Come si fa ad umanizzare il diritto guardando prima alle persone che ai principi? La domanda è di quelle che fanno tremare i polsi ai giuristi e ai magistrati. Eppure è la domanda fondamentale sulla quale misurare la qualità della convivenza sociale. In altre parole: c’è una correlazione tra giustizia e misericordia? E quale? Sull’argomento si è misurato Enzo Bianchi, l’ex priore e fondatore della Comunità di Bose, invitato a parlarne martedì 24 ottobre al Consiglio superiore della magistratura nell’ambito dei martedì dell’Associazione Vittorio Bachelet nata in seno al Csm dopo l’uccisione da parte delle Brigate Rosse di Bachelet che del Csm era vice-presidente e attualmente presieduta dal professor Renato Balduzzi, membro laico del Csm.
Bianchi ha rilevato che “tutta la storia conosce la tensione tra esigenze di giustizia e istanze di misericordia”. E si tratta di una tensione “non eliminabile”. Insomma serve “la certezza della pena, ma anche la certezza della speranza”. Anche per applicare, ha sottolineato fratel Enzo, la “Costituzione, che coerentemente al suo impianto generale, sottolinea che la giustizia deve essere costantemente attenta alle persone, insistendo sulla funzione rieducativa della pena”.
Bianchi ha citato il Messaggio di Giovanni Paolo II per la Giornata mondiale della pace del 2002: “Non c’è pace senza giustizia, non c’è giustizia senza misericordia”: “Venne accolto con un silenzio impressionante, anche nel mondo cattolico.
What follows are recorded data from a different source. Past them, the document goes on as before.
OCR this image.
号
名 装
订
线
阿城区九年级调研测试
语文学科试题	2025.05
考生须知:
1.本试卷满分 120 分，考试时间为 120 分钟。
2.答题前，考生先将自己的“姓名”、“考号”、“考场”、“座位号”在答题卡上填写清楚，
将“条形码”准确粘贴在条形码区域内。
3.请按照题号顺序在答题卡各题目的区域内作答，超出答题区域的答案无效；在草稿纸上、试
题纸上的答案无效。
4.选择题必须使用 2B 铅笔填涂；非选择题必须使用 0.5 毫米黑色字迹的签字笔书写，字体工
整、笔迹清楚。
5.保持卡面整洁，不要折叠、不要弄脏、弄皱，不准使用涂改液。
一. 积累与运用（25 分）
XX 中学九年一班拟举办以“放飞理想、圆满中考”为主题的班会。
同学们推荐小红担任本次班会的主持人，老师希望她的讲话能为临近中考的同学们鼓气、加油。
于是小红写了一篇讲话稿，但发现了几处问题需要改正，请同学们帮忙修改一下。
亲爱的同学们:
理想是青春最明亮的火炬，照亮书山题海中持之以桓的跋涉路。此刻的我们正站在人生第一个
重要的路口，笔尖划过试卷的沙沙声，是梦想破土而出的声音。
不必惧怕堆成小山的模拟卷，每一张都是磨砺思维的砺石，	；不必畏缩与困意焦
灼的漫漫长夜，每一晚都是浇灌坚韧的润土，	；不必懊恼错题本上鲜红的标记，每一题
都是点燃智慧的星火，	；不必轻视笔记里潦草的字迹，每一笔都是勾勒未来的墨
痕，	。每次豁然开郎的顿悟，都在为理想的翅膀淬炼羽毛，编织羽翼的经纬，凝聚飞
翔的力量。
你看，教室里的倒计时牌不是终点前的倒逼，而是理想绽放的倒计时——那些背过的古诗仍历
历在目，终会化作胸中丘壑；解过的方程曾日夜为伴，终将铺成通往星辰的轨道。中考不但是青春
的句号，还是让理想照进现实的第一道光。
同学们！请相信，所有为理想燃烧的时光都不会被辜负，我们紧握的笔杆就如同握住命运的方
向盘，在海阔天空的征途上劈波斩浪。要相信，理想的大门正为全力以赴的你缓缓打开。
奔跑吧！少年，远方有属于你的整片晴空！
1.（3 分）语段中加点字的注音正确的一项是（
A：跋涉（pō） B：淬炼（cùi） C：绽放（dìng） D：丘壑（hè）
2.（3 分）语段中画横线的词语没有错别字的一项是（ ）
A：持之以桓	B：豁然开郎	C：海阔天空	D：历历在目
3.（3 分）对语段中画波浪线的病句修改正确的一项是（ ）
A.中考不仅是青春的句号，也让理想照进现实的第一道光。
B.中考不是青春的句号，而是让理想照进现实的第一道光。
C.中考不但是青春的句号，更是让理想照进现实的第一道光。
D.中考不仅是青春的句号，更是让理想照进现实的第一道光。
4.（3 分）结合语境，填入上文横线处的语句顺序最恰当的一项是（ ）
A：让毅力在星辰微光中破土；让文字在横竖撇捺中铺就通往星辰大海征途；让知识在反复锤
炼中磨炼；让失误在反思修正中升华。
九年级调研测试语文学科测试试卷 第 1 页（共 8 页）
Invece indicava un cammino per giungere ad una politica del perdono espressa anche in atteggiamenti e istituti giuridici”. Bianchi ha proposto un'ampia riflessione biblica per arrivare a spiegare la rivoluzione di Gesù che spezza “il rapporto che presiede ogni istituzione giuridica, quello tra delitto e castigo” e chiede di “perdonare fino a settanta volte sette”.
La traduzione sul piano giuridico non è facile, ma, ha aggiunto l’ex priore di Bose, “ci si può cimentare, per esempio ripensando i concetti di giustizia punitiva, retributiva, correttiva o rieducativa”. Ciò che serve è “un diritto mite, che richiede una lunga opera di educazione” nella società dove invece “negli ultimi vent’anni abbiamo assistito ad una progressivo imbarbarimento nei rapporti tra le persone e le comunità perché si è puntato sull’individualismo e sul narcisismo”, facendo emergere “il peggio degli italiani”.